Lors de la revue conjointe organisée à Yaoundé, les autorités camerounaises et la Banque africaine de développement (BAD) ont révélé une situation financière critique : près de 292 milliards de francs CFA pourraient être perdus. Sept projets, représentant 373,419 millions d’unités de compte (UC), sont menacés d’annulation non pas par manque de ressources, mais en raison de retards administratifs majeurs dans leur mise en œuvre.
Il ne s’agit pas de fonds déjà versés que le Cameroun devrait rembourser. Ces financements, composés de prêts et de dons validés par la BAD, n’ont pu être activés faute de signatures d’accords dans les délais impartis ou de déclenchement des paiements malgré leur formalisation juridique. Six de ces dossiers restent bloqués au stade de la signature, tandis qu’un septième, bien que souscrit, n’a enregistré aucun décaissement après plus de quinze mois.
La route Ngoura-Yokadouma, un géant financier en suspens
Le projet phare de ce portefeuille, le Programme de désenclavement et de connectivité des bassins économiques transfrontaliers, concentre à lui seul 207 milliards de francs CFA. Destiné à financer l’aménagement de la route Ngoura-Yokadouma dans la région de l’Est, ce chantier représente plus de 71 % du montant global exposé au risque. Approuvé en février 2026, l’accord de prêt n’a toujours pas été signé à la date de la revue.
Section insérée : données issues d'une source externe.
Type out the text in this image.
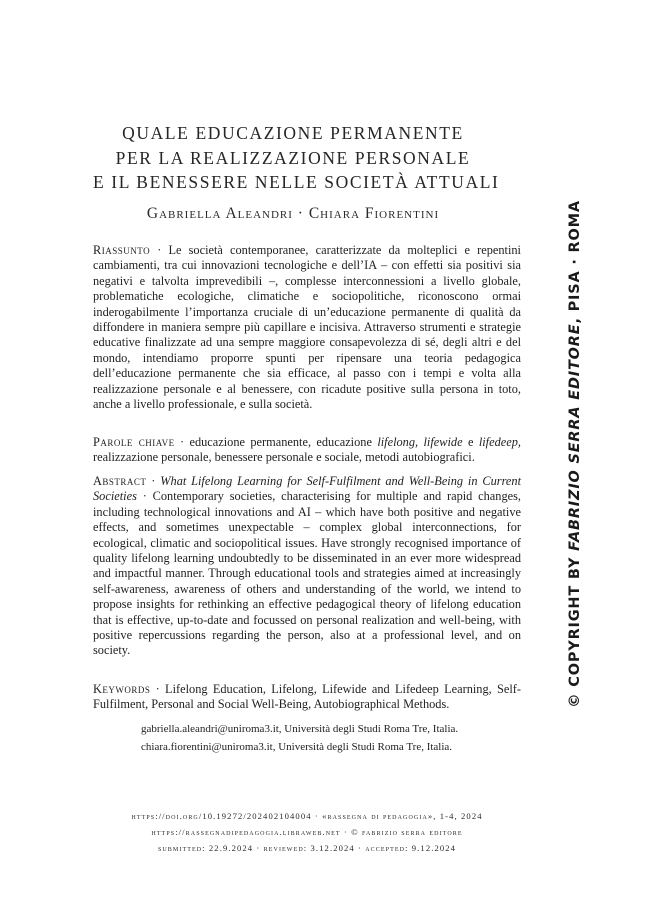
QUALE EDUCAZIONE PERMANENTE
PER LA REALIZZAZIONE PERSONALE
E IL BENESSERE NELLE SOCIETÀ ATTUALI
Gabriella Aleandri · Chiara Fiorentini
Riassunto · Le società contemporanee, caratterizzate da molteplici e repentini cambiamenti, tra cui innovazioni tecnologiche e dell’IA – con effetti sia positivi sia negativi e talvolta imprevedibili –, complesse interconnessioni a livello globale, problematiche ecologiche, climatiche e sociopolitiche, riconoscono ormai inderogabilmente l’importanza cruciale di un’educazione permanente di qualità da diffondere in maniera sempre più capillare e incisiva. Attraverso strumenti e strategie educative finalizzate ad una sempre maggiore consapevolezza di sé, degli altri e del mondo, intendiamo proporre spunti per ripensare una teoria pedagogica dell’educazione permanente che sia efficace, al passo con i tempi e volta alla realizzazione personale e al benessere, con ricadute positive sulla persona in toto, anche a livello professionale, e sulla società.
Parole chiave · educazione permanente, educazione lifelong, lifewide e lifedeep, realizzazione personale, benessere personale e sociale, metodi autobiografici.
Abstract · What Lifelong Learning for Self-Fulfilment and Well-Being in Current Societies · Contemporary societies, characterising for multiple and rapid changes, including technological innovations and AI – which have both positive and negative effects, and sometimes unexpectable – complex global interconnections, for ecological, climatic and sociopolitical issues. Have strongly recognised importance of quality lifelong learning undoubtedly to be disseminated in an ever more widespread and impactful manner. Through educational tools and strategies aimed at increasingly self-awareness, awareness of others and understanding of the world, we intend to propose insights for rethinking an effective pedagogical theory of lifelong education that is effective, up-to-date and focussed on personal realization and well-being, with positive repercussions regarding the person, also at a professional level, and on society.
Keywords · Lifelong Education, Lifelong, Lifewide and Lifedeep Learning, Self-Fulfilment, Personal and Social Well-Being, Autobiographical Methods.
gabriella.aleandri@uniroma3.it, Università degli Studi Roma Tre, Italia.
chiara.fiorentini@uniroma3.it, Università degli Studi Roma Tre, Italia.
https://doi.org/10.19272/202402104004 · «rassegna di pedagogia», 1-4, 2024
https://rassegnadipedagogia.libraweb.net · © fabrizio serra editore
submitted: 22.9.2024 · reviewed: 3.12.2024 · accepted: 9.12.2024
© COPYRIGHT BY FABRIZIO SERRA EDITORE, PISA · ROMA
Cinq autres initiatives partagent le même sort. Parmi elles figurent le Projet d’appui à l’Université panafricaine (phase 2), validé en décembre 2024, les études pour l’aménagement hydroélectrique de Minkouma sur le fleuve Sanaga, le projet de la cité universitaire CUA-Y2, ainsi que le programme PROSTABLT de prévention des risques au lac Tchad. Un dernier dossier, stratégique pour la région, concerne la facilitation du transport et du commerce avec la Guinée équatoriale, incluant la construction d’un pont sur le fleuve Ntem.
PARZIK2 : un accord signé, mais aucun euro déboursé
Le Projet d’aménagement des routes de désenclavement de la zone industrielle et portuaire de Kribi (PARZIK2) illustre une autre forme de dysfonctionnement. Bien que l’accord ait été signé, aucun décaissement n’a été effectué sur les 26,54 milliards de francs CFA alloués, malgré plus de quinze mois d’attente. Kribi, vitrine de la stratégie industrielle et portuaire nationale, se retrouve ainsi pénalisée par cette inertie.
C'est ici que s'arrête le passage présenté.